Learning Disabilities Under Section 504 of the Rehabilitation Act of 1973


The purpose of this policy statement is to clarify the existing college policy towards equal education for the disabled as it applies to the learning disabled. This policy statement is intended to provide guidelines to the faculty to assist them in making academic accommodations for learning disabled students while at the same time maintaining a high degree of academic excellence.


Section 504 of the Rehabilitation Act of 1973 states that:

"No otherwise qualified handicapped individual ... shall, solely by reason of handicap be excluded from the participation in, be denied the benefits of, or be subjected to discrimination under any program or activity receiving federal financial assistance."

This law obligates the College to make certain accommodations to provide qualified handicapped (disabled) persons with opportunities equal to those enjoyed by qualified non-handicapped persons. Section 504 further states that "Modifications as are necessary are designed to insure that academic requirements will not be discriminatory and will not effectively exclude the disabled person from completion of the program because of a lack of accommodations." As a recipient of federal assistance, Nassau Community College complies with the requirements of Section 504.


A handicapped person is anyone with a physical or mental impairment that substantially limits one or more major life activities - such as walking, seeing, hearing, speaking or learning and therefore includes the learning disabled student. Persons with learning disabilities are specifically described by the legislation as:

"Those persons who have a disorder in one or more of the basic psychological processes involved in understanding or in using language, spoken or written, which may manifest itself in imperfect ability to listen, think, speak, read, write, spell or do mathematical calculations. Such disorders include such conditions as perceptual handicaps, brain injury, minimal brain dysfunction, dyslexia, and developmental aphasia. Such terms do not include persons who have learning problems which are primarily the result of visual, hearing, or motor handicaps, or mental retardation, emotional disturbance, or environmental, cultural, or economic disadvantage."

It is important to note that learning disabilities do not necessarily preclude students from being able to complete college level work. In fact, learning disabled individuals are of at least average intelligence or above. However, learning disabled students may face frustration trying to cope with the demands of college. The educational process may be impaired because their methods of learning differ. Yet with appropriate accommodations for their learning disabilities, many of these students can and do learn strategies to become successful in college.

College Admissions Policy for Learning Disabled Students

Learning disabled students must meet the same program entrance requirements as every other student at the College.
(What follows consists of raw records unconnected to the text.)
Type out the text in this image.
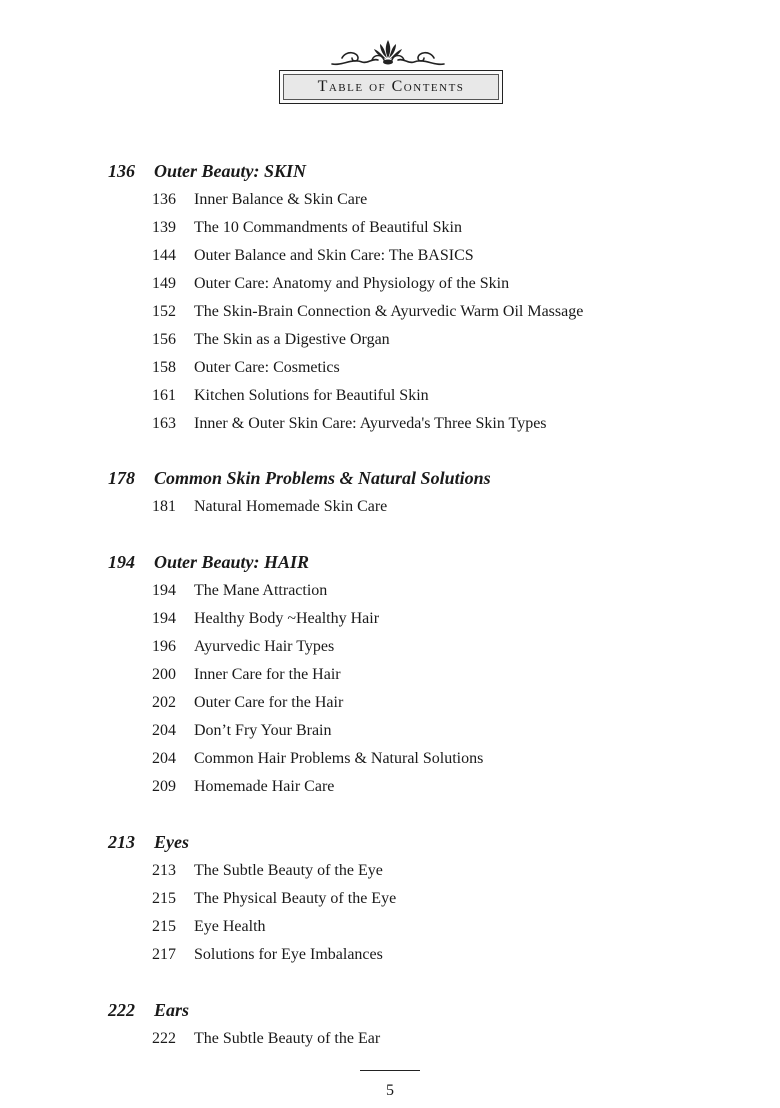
Table of Contents
136 Outer Beauty: SKIN
136 Inner Balance & Skin Care
139 The 10 Commandments of Beautiful Skin
144 Outer Balance and Skin Care: The BASICS
149 Outer Care: Anatomy and Physiology of the Skin
152 The Skin-Brain Connection & Ayurvedic Warm Oil Massage
156 The Skin as a Digestive Organ
158 Outer Care: Cosmetics
161 Kitchen Solutions for Beautiful Skin
163 Inner & Outer Skin Care: Ayurveda's Three Skin Types
178 Common Skin Problems & Natural Solutions
181 Natural Homemade Skin Care
194 Outer Beauty: HAIR
194 The Mane Attraction
194 Healthy Body ~Healthy Hair
196 Ayurvedic Hair Types
200 Inner Care for the Hair
202 Outer Care for the Hair
204 Don’t Fry Your Brain
204 Common Hair Problems & Natural Solutions
209 Homemade Hair Care
213 Eyes
213 The Subtle Beauty of the Eye
215 The Physical Beauty of the Eye
215 Eye Health
217 Solutions for Eye Imbalances
222 Ears
222 The Subtle Beauty of the Ear
5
a. Students must identify themselves to Disabled Student Services and provide appropriate documentation that they have a learning disability. Such documentation may include, but is not limited, to the following:

1. Certification by the high school's Special Education Committee or similar body.

2. Psycho-educational evaluation by a licensed practitioner.

b. The College's obligation attaches only to those students who have identified themselves as learning disabled.Academic Policy for Learning Disabled Students

Learning disabled students are required to meet the same standards of academic performance as other students at the College. However, faculty members and academic advisors may need to make certain accommodations (modifications) in exams, for example, which should be designed to reflect the students' mastery of the subject matter rather than reflecting the students' disabilities. The accommodations should be based on the nature of the learning disability and should be applied on an individual basis. Examples of accommodations could include, but are not limited to:

  • extension of time to complete an assignment or an exam
  • proofreaders for spelling
  • note takers- oral presentation of normally written material
  • tape recording of lectures or written assignments
  • special seating- use of visual aids or calculators, or
  • frequently providing written examples of complex lecture materials along with oral presentations.

It is the students' responsibility to make known the need for any such arrangements with the respective faculty members. Faculty are encouraged to seek the advice of the counselors in Disabled Student Services regarding appropriate accommodations.